Today I went on a silent hike with the buddhists from the Shambhala Center. Technically, I *am* one of the buddhists from the Shambhala Center, since I'm a member and all, but I haven't gone to sitting meditation in nearly a year, so I'm basically a stranger to them. Even those who look familiar, I only know from passing glances. Going to sitting meditation was always surprisingly antisocial for me. I'd come in quietly, do my thing, then slip out at the end, often without saying a word to anyone. I didn't make a single connection the whole time I was going.

Today's silent hike promised to be similarly antisocial, but it turned out to be otherwise. First there was all the idle chit-chat as we gathered at 9:30 this morning and got ready to go. Then there was the hour long car ride into Columbia Gorge, plenty of chatter then. And, of course, the ride back.

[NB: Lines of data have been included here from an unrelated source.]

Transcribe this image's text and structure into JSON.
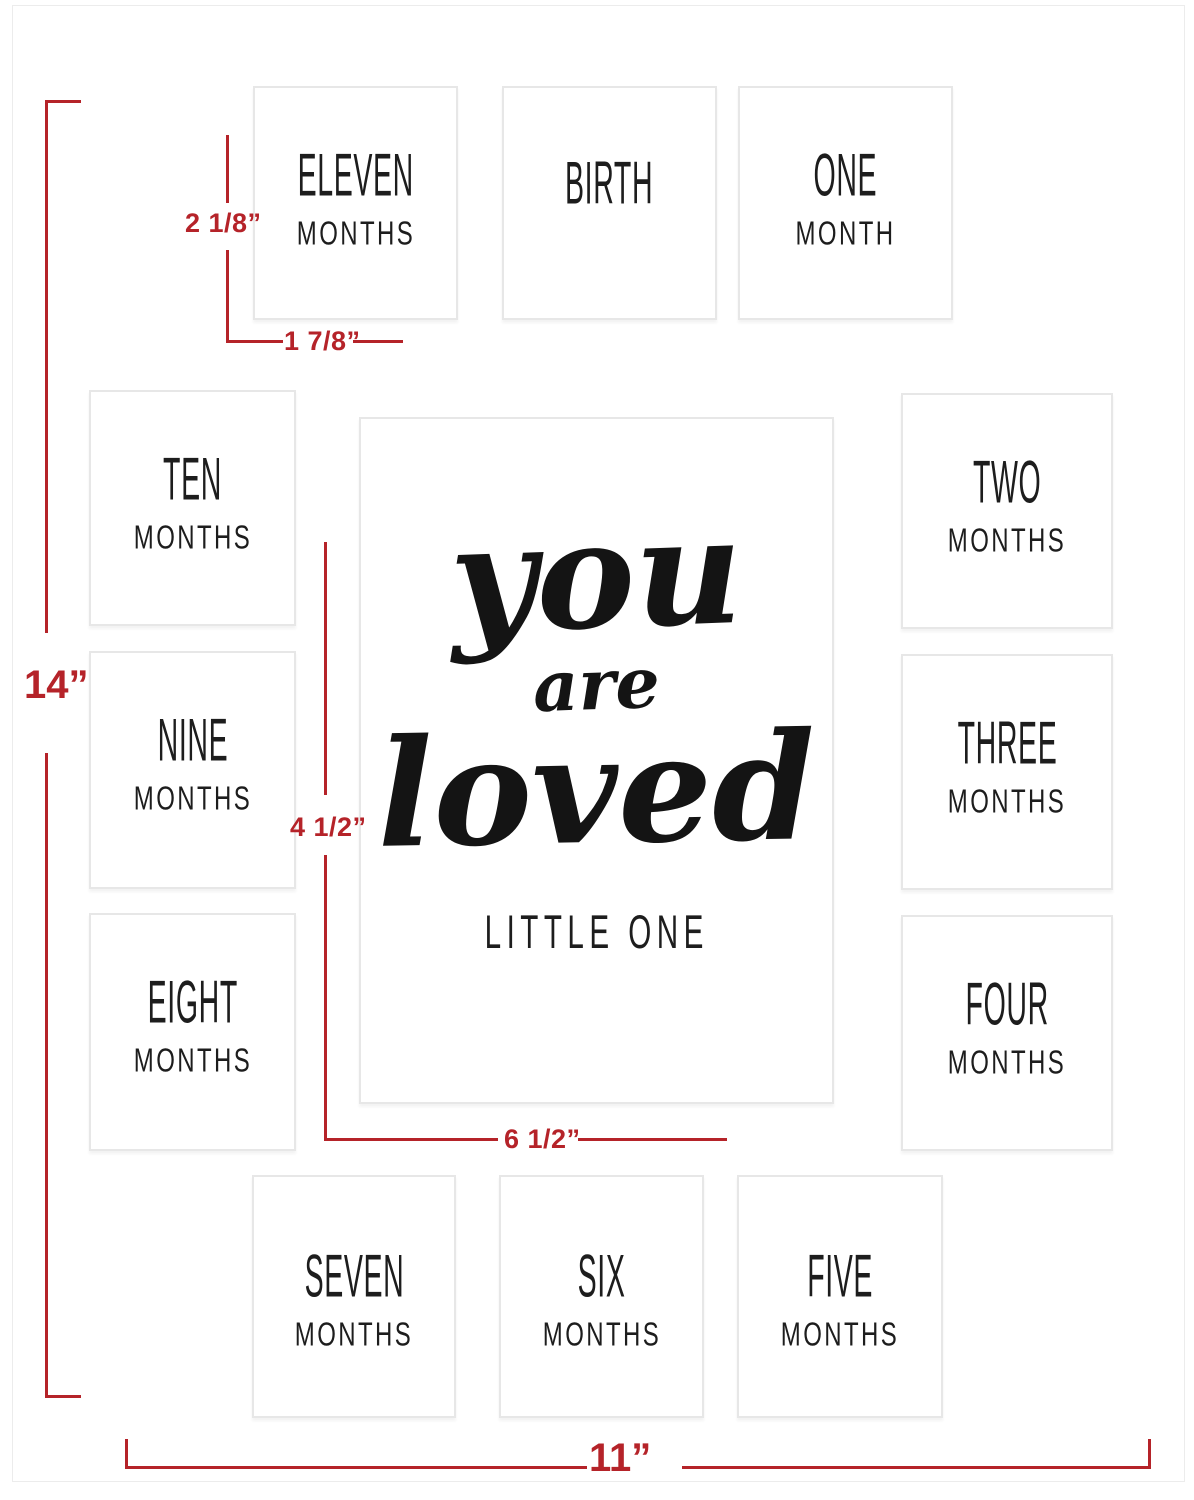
{
  "product": "baby-milestone-picture-frame-mat",
  "center": {
    "script": [
      "you",
      "are",
      "loved"
    ],
    "subtitle": "LITTLE ONE"
  },
  "openings": [
    {
      "word": "ELEVEN",
      "sub": "MONTHS"
    },
    {
      "word": "BIRTH",
      "sub": ""
    },
    {
      "word": "ONE",
      "sub": "MONTH"
    },
    {
      "word": "TEN",
      "sub": "MONTHS"
    },
    {
      "word": "TWO",
      "sub": "MONTHS"
    },
    {
      "word": "NINE",
      "sub": "MONTHS"
    },
    {
      "word": "THREE",
      "sub": "MONTHS"
    },
    {
      "word": "EIGHT",
      "sub": "MONTHS"
    },
    {
      "word": "FOUR",
      "sub": "MONTHS"
    },
    {
      "word": "SEVEN",
      "sub": "MONTHS"
    },
    {
      "word": "SIX",
      "sub": "MONTHS"
    },
    {
      "word": "FIVE",
      "sub": "MONTHS"
    }
  ],
  "dimensions": {
    "overall_height": "14”",
    "overall_width": "11”",
    "small_opening_height": "2 1/8”",
    "small_opening_width": "1 7/8”",
    "center_opening_vertical": "4 1/2”",
    "center_opening_horizontal": "6 1/2”"
  },
  "colors": {
    "dimension_red": "#b52329",
    "label_black": "#1d1d1d",
    "border_gray": "#e7e7e7"
  }
}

The hike itself was interesting. A silent meditation hike is very different from a regular hike. You go slowly, you focus on your footsteps on the path, and of course you don't talk. Ten of us walked along like that and I'm afraid we looked a little cultish to the other hikers who passed us by, yacking away to each other. We stopped three times, twice for ten minute sitting meditation breaks and once for lunch. All silent. I imagined that, to others on the trail, we might look like a family so dysfunctional, we had completely stopped speaking to each other. Probably what we looked like was buddhists, quiet, nothing special.

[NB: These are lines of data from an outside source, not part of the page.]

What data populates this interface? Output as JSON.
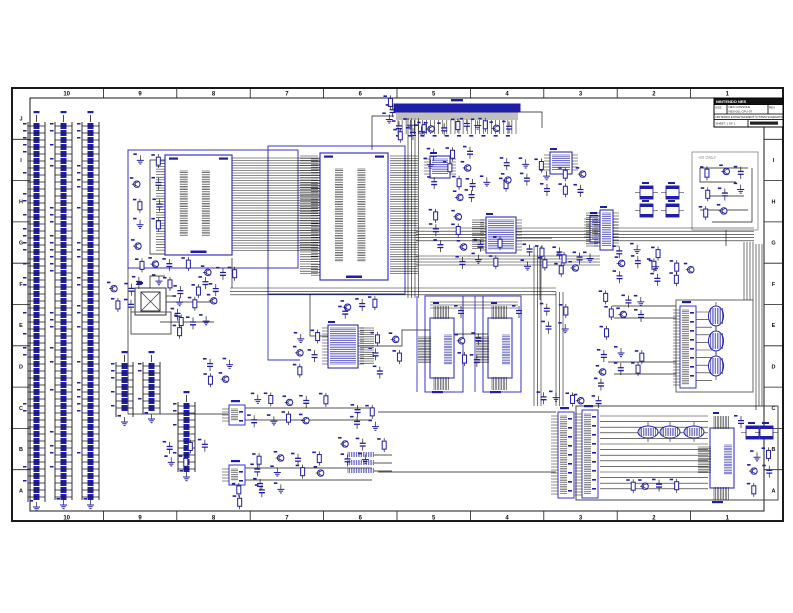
{
  "colors": {
    "frame": "#1a1a1a",
    "wire": "#1a1a1a",
    "navy": "#1e1ea8",
    "blue": "#3535c8",
    "graybox": "#999999",
    "graytext": "#909090",
    "sheet_bg": "#ffffff",
    "titlebar_bg": "#111111"
  },
  "sheet": {
    "frame": {
      "outer": [
        12,
        88,
        783,
        521
      ],
      "inner": [
        30,
        98,
        764,
        511
      ]
    },
    "zones": {
      "columns": [
        "10",
        "9",
        "8",
        "7",
        "6",
        "5",
        "4",
        "3",
        "2",
        "1"
      ],
      "rows": [
        "J",
        "I",
        "H",
        "G",
        "F",
        "E",
        "D",
        "C",
        "B",
        "A"
      ]
    },
    "title_block": {
      "company": "NINTENDO NES",
      "doc_line1": "NES CONSOLE",
      "doc_line2": "NES-001 CPU-07",
      "size_label": "SIZE",
      "rev_label": "REV",
      "footer": "NINTENDO ENTERTAINMENT SYSTEM SCHEMATIC",
      "sheet_label": "SHEET 1 OF 1"
    },
    "notes": [
      {
        "text": "-60 ONLY",
        "x": 698,
        "y": 159
      }
    ]
  },
  "schematic": {
    "ladders": [
      {
        "x": 28,
        "y": 122,
        "h": 380
      },
      {
        "x": 55,
        "y": 122,
        "h": 378
      },
      {
        "x": 82,
        "y": 122,
        "h": 378
      },
      {
        "x": 116,
        "y": 362,
        "h": 55
      },
      {
        "x": 143,
        "y": 362,
        "h": 52
      },
      {
        "x": 178,
        "y": 402,
        "h": 70
      }
    ],
    "blueboxes": [
      {
        "x": 128,
        "y": 150,
        "w": 170,
        "h": 118
      },
      {
        "x": 268,
        "y": 146,
        "w": 137,
        "h": 148
      },
      {
        "x": 425,
        "y": 296,
        "w": 38,
        "h": 96
      },
      {
        "x": 483,
        "y": 296,
        "w": 38,
        "h": 96
      }
    ],
    "grayboxes": [
      {
        "x": 676,
        "y": 300,
        "w": 77,
        "h": 92,
        "c": "#666666"
      },
      {
        "x": 576,
        "y": 406,
        "w": 202,
        "h": 94,
        "c": "#444444"
      },
      {
        "x": 692,
        "y": 152,
        "w": 66,
        "h": 78,
        "c": "#999999"
      },
      {
        "x": 135,
        "y": 288,
        "w": 31,
        "h": 27,
        "c": "#333333"
      },
      {
        "x": 141,
        "y": 292,
        "w": 19,
        "h": 19,
        "c": "#333333"
      },
      {
        "x": 131,
        "y": 312,
        "w": 40,
        "h": 22,
        "c": "#555555"
      }
    ],
    "ics": [
      {
        "id": "cpu",
        "x": 165,
        "y": 155,
        "w": 67,
        "h": 100
      },
      {
        "id": "ppu",
        "x": 320,
        "y": 153,
        "w": 68,
        "h": 127
      }
    ],
    "small_ics": [
      {
        "x": 430,
        "y": 156,
        "w": 20,
        "h": 22
      },
      {
        "x": 550,
        "y": 152,
        "w": 22,
        "h": 22
      },
      {
        "x": 590,
        "y": 216,
        "w": 22,
        "h": 26
      },
      {
        "x": 486,
        "y": 217,
        "w": 30,
        "h": 36,
        "hl": true
      },
      {
        "x": 328,
        "y": 325,
        "w": 30,
        "h": 43,
        "hr": true
      },
      {
        "x": 600,
        "y": 210,
        "w": 13,
        "h": 40,
        "hl": true
      }
    ],
    "rams": [
      {
        "x": 430,
        "y": 318
      },
      {
        "x": 488,
        "y": 318
      },
      {
        "x": 710,
        "y": 428
      }
    ],
    "conn_h": [
      {
        "x": 394,
        "y": 104,
        "w": 126,
        "pins": 30
      }
    ],
    "conn_v": [
      {
        "x": 558,
        "y": 412,
        "h": 86
      },
      {
        "x": 582,
        "y": 410,
        "h": 88
      },
      {
        "x": 680,
        "y": 306,
        "h": 82
      },
      {
        "x": 229,
        "y": 405,
        "h": 20
      },
      {
        "x": 229,
        "y": 465,
        "h": 20
      }
    ],
    "filters": [
      {
        "x": 640,
        "y": 186
      },
      {
        "x": 666,
        "y": 186
      },
      {
        "x": 640,
        "y": 204
      },
      {
        "x": 666,
        "y": 204
      },
      {
        "x": 746,
        "y": 426
      },
      {
        "x": 760,
        "y": 426
      }
    ],
    "ovals_v": [
      {
        "x": 716,
        "y": 316
      },
      {
        "x": 716,
        "y": 341
      },
      {
        "x": 716,
        "y": 366
      }
    ],
    "ovals_h": [
      {
        "x": 648,
        "y": 432
      },
      {
        "x": 670,
        "y": 432
      },
      {
        "x": 694,
        "y": 432
      }
    ],
    "hatch_trio": [
      {
        "x": 348,
        "y": 452
      },
      {
        "x": 348,
        "y": 460
      },
      {
        "x": 348,
        "y": 468
      }
    ],
    "clusters": [
      {
        "x": 384,
        "y": 96,
        "w": 16,
        "h": 26,
        "n": 3
      },
      {
        "x": 396,
        "y": 124,
        "w": 118,
        "h": 13,
        "n": 14
      },
      {
        "x": 128,
        "y": 152,
        "w": 38,
        "h": 104,
        "n": 9
      },
      {
        "x": 132,
        "y": 256,
        "w": 64,
        "h": 34,
        "n": 7
      },
      {
        "x": 200,
        "y": 268,
        "w": 40,
        "h": 22,
        "n": 4
      },
      {
        "x": 424,
        "y": 146,
        "w": 56,
        "h": 42,
        "n": 7
      },
      {
        "x": 452,
        "y": 176,
        "w": 60,
        "h": 28,
        "n": 6
      },
      {
        "x": 500,
        "y": 160,
        "w": 48,
        "h": 26,
        "n": 5
      },
      {
        "x": 540,
        "y": 168,
        "w": 52,
        "h": 30,
        "n": 6
      },
      {
        "x": 430,
        "y": 210,
        "w": 34,
        "h": 44,
        "n": 5
      },
      {
        "x": 452,
        "y": 238,
        "w": 56,
        "h": 30,
        "n": 6
      },
      {
        "x": 520,
        "y": 244,
        "w": 48,
        "h": 28,
        "n": 5
      },
      {
        "x": 556,
        "y": 250,
        "w": 44,
        "h": 26,
        "n": 5
      },
      {
        "x": 610,
        "y": 246,
        "w": 56,
        "h": 36,
        "n": 7
      },
      {
        "x": 648,
        "y": 262,
        "w": 52,
        "h": 26,
        "n": 5
      },
      {
        "x": 700,
        "y": 162,
        "w": 52,
        "h": 60,
        "n": 8
      },
      {
        "x": 108,
        "y": 282,
        "w": 34,
        "h": 30,
        "n": 4
      },
      {
        "x": 168,
        "y": 284,
        "w": 58,
        "h": 36,
        "n": 7
      },
      {
        "x": 172,
        "y": 316,
        "w": 44,
        "h": 22,
        "n": 4
      },
      {
        "x": 200,
        "y": 360,
        "w": 36,
        "h": 28,
        "n": 4
      },
      {
        "x": 292,
        "y": 330,
        "w": 34,
        "h": 48,
        "n": 5
      },
      {
        "x": 368,
        "y": 332,
        "w": 40,
        "h": 48,
        "n": 5
      },
      {
        "x": 456,
        "y": 328,
        "w": 28,
        "h": 44,
        "n": 4
      },
      {
        "x": 540,
        "y": 300,
        "w": 36,
        "h": 40,
        "n": 4
      },
      {
        "x": 600,
        "y": 292,
        "w": 52,
        "h": 46,
        "n": 7
      },
      {
        "x": 592,
        "y": 348,
        "w": 58,
        "h": 44,
        "n": 7
      },
      {
        "x": 248,
        "y": 392,
        "w": 84,
        "h": 36,
        "n": 9
      },
      {
        "x": 248,
        "y": 452,
        "w": 84,
        "h": 40,
        "n": 9
      },
      {
        "x": 336,
        "y": 436,
        "w": 56,
        "h": 34,
        "n": 5
      },
      {
        "x": 162,
        "y": 436,
        "w": 52,
        "h": 38,
        "n": 5
      },
      {
        "x": 230,
        "y": 484,
        "w": 64,
        "h": 22,
        "n": 4
      },
      {
        "x": 540,
        "y": 394,
        "w": 62,
        "h": 12,
        "n": 5
      },
      {
        "x": 748,
        "y": 448,
        "w": 26,
        "h": 48,
        "n": 5
      },
      {
        "x": 624,
        "y": 478,
        "w": 60,
        "h": 18,
        "n": 4
      },
      {
        "x": 340,
        "y": 300,
        "w": 40,
        "h": 20,
        "n": 4
      },
      {
        "x": 350,
        "y": 404,
        "w": 30,
        "h": 28,
        "n": 4
      }
    ],
    "bands": [
      {
        "x": 232,
        "y": 158,
        "len": 88,
        "n": 38,
        "sp": 2.5,
        "vert": false
      },
      {
        "x": 416,
        "y": 228,
        "len": 338,
        "n": 5,
        "sp": 3.2,
        "vert": false
      },
      {
        "x": 416,
        "y": 256,
        "len": 184,
        "n": 4,
        "sp": 3.0,
        "vert": false
      },
      {
        "x": 230,
        "y": 288,
        "len": 326,
        "n": 3,
        "sp": 3.4,
        "vert": false
      },
      {
        "x": 430,
        "y": 302,
        "len": 88,
        "n": 3,
        "sp": 3.0,
        "vert": false
      },
      {
        "x": 600,
        "y": 416,
        "len": 108,
        "n": 14,
        "sp": 5.6,
        "vert": false
      },
      {
        "x": 694,
        "y": 312,
        "len": 18,
        "n": 10,
        "sp": 7.6,
        "vert": false
      },
      {
        "x": 408,
        "y": 118,
        "len": 180,
        "n": 4,
        "sp": 3.5,
        "vert": true
      },
      {
        "x": 534,
        "y": 246,
        "len": 160,
        "n": 3,
        "sp": 3.5,
        "vert": true
      },
      {
        "x": 556,
        "y": 292,
        "len": 114,
        "n": 3,
        "sp": 3.5,
        "vert": true
      },
      {
        "x": 744,
        "y": 242,
        "len": 58,
        "n": 4,
        "sp": 3.0,
        "vert": true
      },
      {
        "x": 756,
        "y": 244,
        "len": 162,
        "n": 3,
        "sp": 3.0,
        "vert": true
      }
    ],
    "wires": [
      [
        394,
        116,
        372,
        116,
        372,
        150
      ],
      [
        520,
        112,
        542,
        112,
        542,
        128
      ],
      [
        165,
        160,
        150,
        160,
        150,
        254,
        165,
        254
      ],
      [
        128,
        268,
        128,
        414,
        228,
        414
      ],
      [
        232,
        258,
        232,
        288
      ],
      [
        166,
        302,
        214,
        302
      ],
      [
        160,
        322,
        214,
        322
      ],
      [
        310,
        294,
        310,
        336,
        328,
        336
      ],
      [
        358,
        346,
        402,
        346,
        402,
        330,
        430,
        330
      ],
      [
        454,
        334,
        488,
        334
      ],
      [
        516,
        238,
        552,
        238
      ],
      [
        245,
        408,
        372,
        408
      ],
      [
        245,
        420,
        372,
        420
      ],
      [
        245,
        468,
        372,
        468
      ],
      [
        245,
        480,
        372,
        480
      ],
      [
        378,
        412,
        556,
        412
      ],
      [
        378,
        472,
        556,
        472
      ],
      [
        612,
        306,
        676,
        306
      ],
      [
        614,
        318,
        676,
        318
      ],
      [
        608,
        362,
        676,
        362
      ],
      [
        614,
        374,
        676,
        374
      ],
      [
        726,
        230,
        726,
        246
      ],
      [
        700,
        168,
        748,
        168
      ],
      [
        700,
        168,
        700,
        182,
        736,
        182
      ],
      [
        708,
        196,
        744,
        196
      ],
      [
        700,
        210,
        748,
        210
      ],
      [
        712,
        222,
        752,
        222,
        752,
        168
      ],
      [
        166,
        296,
        176,
        296
      ],
      [
        150,
        288,
        150,
        276,
        165,
        276
      ],
      [
        374,
        455,
        392,
        455
      ],
      [
        374,
        463,
        392,
        463
      ],
      [
        374,
        471,
        392,
        471
      ],
      [
        756,
        406,
        756,
        410
      ],
      [
        540,
        254,
        540,
        300
      ]
    ],
    "bluelines": [
      [
        417,
        296,
        417,
        392
      ],
      [
        475,
        296,
        475,
        392
      ],
      [
        425,
        296,
        520,
        296
      ],
      [
        268,
        294,
        268,
        360,
        300,
        360
      ]
    ]
  }
}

The trail we hiked was gorgeous, up a trail carved into a steep hill, a river on one side down below, a rock face rising high on the other. At first it was wet, then the sun came out. There were purple wild flowers, birds, a lot of moss, butterflies, waterfalls. It was really lovely. And the people were sweet too. At the end, we commissioned a stranger to take a group photo of us all around a bench near the parking lot. So strange, to pose smiling for a picture with a bunch of people you just met.

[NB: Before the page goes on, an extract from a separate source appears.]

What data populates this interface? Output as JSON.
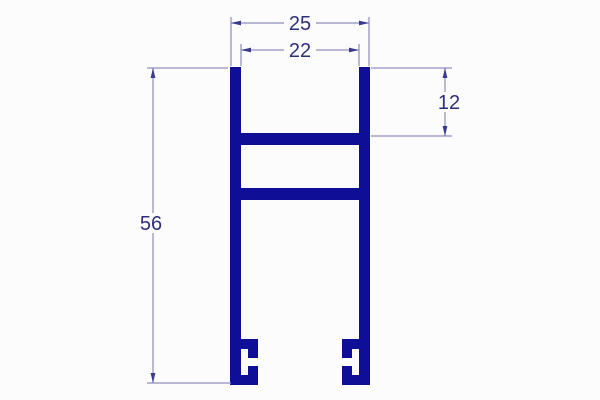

The ride home was a little raucous. Some of the women wanted to stop at Cascade Locks for ice-cream. The ice-cream shop was tiny but sold Tillamook ice cream served in homemade waffle cones. I had German Chocolate Cake flavored ice-cream -- soooooo gooooooood. But so rich! After that, the chatting in the car was out of control. Even *I* talked. Little old me!

Now I have plans to go see music tonight with two of the women from the ride. I can't remember their names and I didn't find them all that interesting, individually, but the music sounded nice and the impromptu social invitation seemed like something I couldn't turn down. I need to get out more. My stack of DVDs can wait.

PS -- 40 Year Old Virgin was *really* sweet. I never would've guessed!